意外と知らない時計知識

【Q109】ドイツ高級ブランドの機械に施される“グラスヒュッテ様式”とは何か(前編)

A.グラスヒュッテ製の高級機に施されるムーヴメントの仕上げのこと

 以前、同企画のQ68にてドイツ・グラスヒュッテ製の時計の“原産地証明”について取り上げた。
 グラスヒュッテでの手間と作業が、ムーヴメントを含む時計自体の製造原価の50%以上を占めていれば、文字盤に“GLASHUTTE I/SA”という文字が刻印できるというものだ。詳しくはQ68をチェックしてほしい。
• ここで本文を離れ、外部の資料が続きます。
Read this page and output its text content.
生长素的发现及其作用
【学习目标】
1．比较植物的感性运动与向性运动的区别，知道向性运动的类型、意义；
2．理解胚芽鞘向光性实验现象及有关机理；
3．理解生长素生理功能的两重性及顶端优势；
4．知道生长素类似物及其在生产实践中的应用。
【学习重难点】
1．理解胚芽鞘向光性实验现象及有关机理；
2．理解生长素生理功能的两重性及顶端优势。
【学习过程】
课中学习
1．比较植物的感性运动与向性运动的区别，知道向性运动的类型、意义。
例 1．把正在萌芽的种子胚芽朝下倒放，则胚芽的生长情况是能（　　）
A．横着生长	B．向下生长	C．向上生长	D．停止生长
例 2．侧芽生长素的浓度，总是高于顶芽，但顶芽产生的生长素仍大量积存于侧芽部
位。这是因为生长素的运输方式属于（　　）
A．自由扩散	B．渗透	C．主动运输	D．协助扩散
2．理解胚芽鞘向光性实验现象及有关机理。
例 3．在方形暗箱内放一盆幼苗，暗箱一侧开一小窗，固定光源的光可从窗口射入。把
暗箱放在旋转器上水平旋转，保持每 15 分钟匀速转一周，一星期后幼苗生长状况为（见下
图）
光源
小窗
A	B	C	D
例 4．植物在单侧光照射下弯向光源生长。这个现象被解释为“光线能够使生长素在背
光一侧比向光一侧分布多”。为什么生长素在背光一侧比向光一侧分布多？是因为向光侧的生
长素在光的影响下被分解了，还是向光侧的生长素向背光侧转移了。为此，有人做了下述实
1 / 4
 今回はそんなグラスヒュッテ製の高級機のムーヴメントの仕上げ、“グラスヒュッテ様式”を取り上げる。
 これは、グラスヒュッテに本拠を構えている時計メーカーが、グラスヒュッテ製の高級モデルの証として、ムーヴメントに施す美しい仕上げの総称のようなものである。

 本来グラスヒュッテ様式とは、ムーヴメントの地板や受けが大きく頑丈な作りのことを指していたようだが、A.ランゲ&ゾーネの創業者、アドルフ・ランゲが1867年に最高品質規格として明文化し、同社の懐中時計で最高ランク“1A(ワンエー)”クオリティに位置付けられる仕様を、現在のA.ランゲ&ゾーネがムーヴメントに再び採用したことに始まる。

 これが装飾としても見た目が美しく、グラスヒュッテのほかの時計メーカーも高級機に取り入れたことから、広い意味で使われるようになったというのが実情だ。
 グラスヒュッテ様式の代表的なものとして挙げられるのが、“洋銀製4分の3プレート”、“グラスヒュッテストライプ”、“ビス留め式ゴールドシャトン”、そして“エングレーブ入りテンプ受け”である。
 この四つについては次回の後編で取り上げる。